Si en las sierras próximas la riqueza ecológica es tan amplia que habían existido especies como lobos y osos, en la Janda el protagonismo se lo van a llevar las aves. La importancia ornitológica de la laguna de la Janda se debe a varios factores. En primer lugar a su situación geoestratégica a mitad de camino entre Europa y África pudiendo servir de área de descanso en las migraciones pre y postnupciales para muchas aves. En segundo lugar, se trataba de un humedal muy amplio y diverso por lo que tenía muchas  posibilidades del albergar a una gran cantidad y variedad de aves. En tercer lugar, al estar rodeado de acebuchales y alcornocales en roquedos y montañas aumentan las condiciones de atraer a aves y rapaces.  

La grulla es una especie de mito en la Janda, ha sido la más importante de todas las aves, en la actualidad aunque suele haberlas en invierno ya no son nidificantes, ya no crían aquí.
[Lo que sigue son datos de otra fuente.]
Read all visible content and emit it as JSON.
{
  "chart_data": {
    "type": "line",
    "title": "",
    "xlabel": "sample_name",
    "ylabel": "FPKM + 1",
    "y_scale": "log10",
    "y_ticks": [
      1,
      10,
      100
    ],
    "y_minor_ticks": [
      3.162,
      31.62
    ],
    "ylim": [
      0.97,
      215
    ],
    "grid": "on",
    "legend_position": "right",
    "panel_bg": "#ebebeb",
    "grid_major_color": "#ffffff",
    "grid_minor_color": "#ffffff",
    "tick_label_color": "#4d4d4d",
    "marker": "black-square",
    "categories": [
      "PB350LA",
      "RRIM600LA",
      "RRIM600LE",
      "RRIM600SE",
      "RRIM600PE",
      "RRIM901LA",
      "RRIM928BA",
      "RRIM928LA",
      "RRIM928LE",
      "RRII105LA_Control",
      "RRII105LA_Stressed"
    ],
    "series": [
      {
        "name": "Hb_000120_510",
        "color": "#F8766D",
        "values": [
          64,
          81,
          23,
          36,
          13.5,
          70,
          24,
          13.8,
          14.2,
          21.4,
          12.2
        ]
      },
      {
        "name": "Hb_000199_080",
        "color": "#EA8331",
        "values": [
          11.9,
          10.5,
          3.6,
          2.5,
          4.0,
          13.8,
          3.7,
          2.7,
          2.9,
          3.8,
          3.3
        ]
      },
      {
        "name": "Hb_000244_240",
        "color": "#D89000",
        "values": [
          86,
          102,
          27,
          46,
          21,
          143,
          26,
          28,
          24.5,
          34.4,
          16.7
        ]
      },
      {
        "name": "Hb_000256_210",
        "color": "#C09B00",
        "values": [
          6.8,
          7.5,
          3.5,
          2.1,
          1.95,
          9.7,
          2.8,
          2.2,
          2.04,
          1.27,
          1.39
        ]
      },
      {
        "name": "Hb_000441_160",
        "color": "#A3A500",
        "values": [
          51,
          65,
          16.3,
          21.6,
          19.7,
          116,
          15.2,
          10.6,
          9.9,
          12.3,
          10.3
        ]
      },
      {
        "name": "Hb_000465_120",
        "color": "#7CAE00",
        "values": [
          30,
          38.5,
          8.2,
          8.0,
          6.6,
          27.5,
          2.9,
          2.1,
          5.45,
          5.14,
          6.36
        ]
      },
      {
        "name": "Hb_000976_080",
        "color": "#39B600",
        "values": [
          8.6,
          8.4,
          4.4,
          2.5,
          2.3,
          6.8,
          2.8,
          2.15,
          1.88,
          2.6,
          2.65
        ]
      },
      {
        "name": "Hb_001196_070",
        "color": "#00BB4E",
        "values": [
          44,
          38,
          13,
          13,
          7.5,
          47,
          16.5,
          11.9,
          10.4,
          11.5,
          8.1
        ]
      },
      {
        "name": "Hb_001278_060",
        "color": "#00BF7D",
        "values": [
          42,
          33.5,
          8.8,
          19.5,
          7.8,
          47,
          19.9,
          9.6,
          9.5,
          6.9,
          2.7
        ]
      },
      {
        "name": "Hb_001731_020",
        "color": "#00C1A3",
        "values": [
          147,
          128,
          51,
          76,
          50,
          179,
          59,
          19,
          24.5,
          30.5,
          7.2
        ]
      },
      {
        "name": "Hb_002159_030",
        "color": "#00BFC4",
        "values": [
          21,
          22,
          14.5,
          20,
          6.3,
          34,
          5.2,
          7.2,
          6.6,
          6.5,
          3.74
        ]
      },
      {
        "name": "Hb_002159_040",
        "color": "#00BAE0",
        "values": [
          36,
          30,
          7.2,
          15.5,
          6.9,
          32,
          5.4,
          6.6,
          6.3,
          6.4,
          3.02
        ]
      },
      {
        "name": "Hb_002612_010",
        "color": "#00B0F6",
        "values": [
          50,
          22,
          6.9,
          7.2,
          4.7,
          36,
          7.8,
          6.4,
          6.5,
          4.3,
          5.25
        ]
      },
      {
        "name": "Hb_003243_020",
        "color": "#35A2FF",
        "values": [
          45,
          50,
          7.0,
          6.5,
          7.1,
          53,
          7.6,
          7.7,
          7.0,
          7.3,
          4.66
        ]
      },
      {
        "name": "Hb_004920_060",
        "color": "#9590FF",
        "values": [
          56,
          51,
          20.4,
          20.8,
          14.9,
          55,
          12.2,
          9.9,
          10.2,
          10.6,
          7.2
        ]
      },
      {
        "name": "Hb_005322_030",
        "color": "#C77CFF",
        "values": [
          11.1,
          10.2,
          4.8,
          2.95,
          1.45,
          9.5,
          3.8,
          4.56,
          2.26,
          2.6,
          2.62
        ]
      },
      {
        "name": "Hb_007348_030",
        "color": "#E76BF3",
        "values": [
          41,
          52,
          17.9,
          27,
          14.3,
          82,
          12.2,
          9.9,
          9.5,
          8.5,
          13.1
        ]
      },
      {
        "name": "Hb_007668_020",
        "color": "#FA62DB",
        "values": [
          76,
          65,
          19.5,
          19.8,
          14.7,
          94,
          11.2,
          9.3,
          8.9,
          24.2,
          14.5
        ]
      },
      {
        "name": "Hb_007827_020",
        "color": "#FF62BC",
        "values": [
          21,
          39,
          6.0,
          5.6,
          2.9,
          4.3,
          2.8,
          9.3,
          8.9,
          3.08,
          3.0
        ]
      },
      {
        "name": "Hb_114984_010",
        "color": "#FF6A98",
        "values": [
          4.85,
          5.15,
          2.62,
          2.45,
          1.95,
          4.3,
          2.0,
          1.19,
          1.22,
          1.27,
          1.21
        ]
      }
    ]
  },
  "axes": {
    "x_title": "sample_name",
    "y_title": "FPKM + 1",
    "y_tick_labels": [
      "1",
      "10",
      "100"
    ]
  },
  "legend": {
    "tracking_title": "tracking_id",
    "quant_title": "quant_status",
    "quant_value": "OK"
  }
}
En España es ahora especie invernante únicamente. 



Las lagunas contenían una alta diversidad de aves nidificantes y había muchas especies raras, incluyendo algunas que ya están extinguidas. En invierno a la Janda llegaban grandes bandos de aves acuáticas. Además, el buitre negro, el águila imperial y el cuervo criaban en las proximidades de la laguna. La lechuza mora, hoy exclusivamente norteafricana también era residente en la Janda. En las proximidades de la laguna se podían ver (y se puede) al aguilucho cenizo, la avutarda, el sisón, la codorniz, el alcaraván, alaudidos y trigueros. El torillo criaba en zonas de palmitos. Los alcornocales y dehesas albergaban ricas comunidades de paseriformes: rapaces de las sierras y bosques cercanos cazaban sobre la marisma (aguila perdicera, águila calzada, águila culebrera, buho real, lechuza común). 




Dice Mario Mosquera: “El mayor valor de la Janda eran sus aves nidificantes únicas (e.j. grulla y morito), poblaciones reproductoras sustanciales de otras especies (e.j. fumarel cariblanco, garza imperial, calamón, focha cornuda, porrón pardo), y poblaciones grandes invernantes (e.j. ánsar común, ánade silbón, agachadiza) y migradoras por su proximidad al Estrecho».

La riqueza faunística de la zona era aprovechada por los viajeros, principalmente ingleses que desde el siglo XIX se aficionaron a venir por el entorno, por  la aristrocracia y las clases altas, desde Alfonso XI hasta la actualidad y por los habitantes de la zona que utilizaban la caza de la misma forma depredadora que los hombres del paleolítico. En esta hermosa fotografía de la derecha aparecen Diego González Ruiz (delante) y Antonio Pachocha (detrás) cazando aves para la cena. Ellos pertenecían a la cuadrilla que segaba castañuela y que vendían a un empresario jerezano. Se quedaban en la laguna toda la temporada de agosto y septiembre y sólo cada quince días iban a casa a cambiarse y asearse (ir de limpia).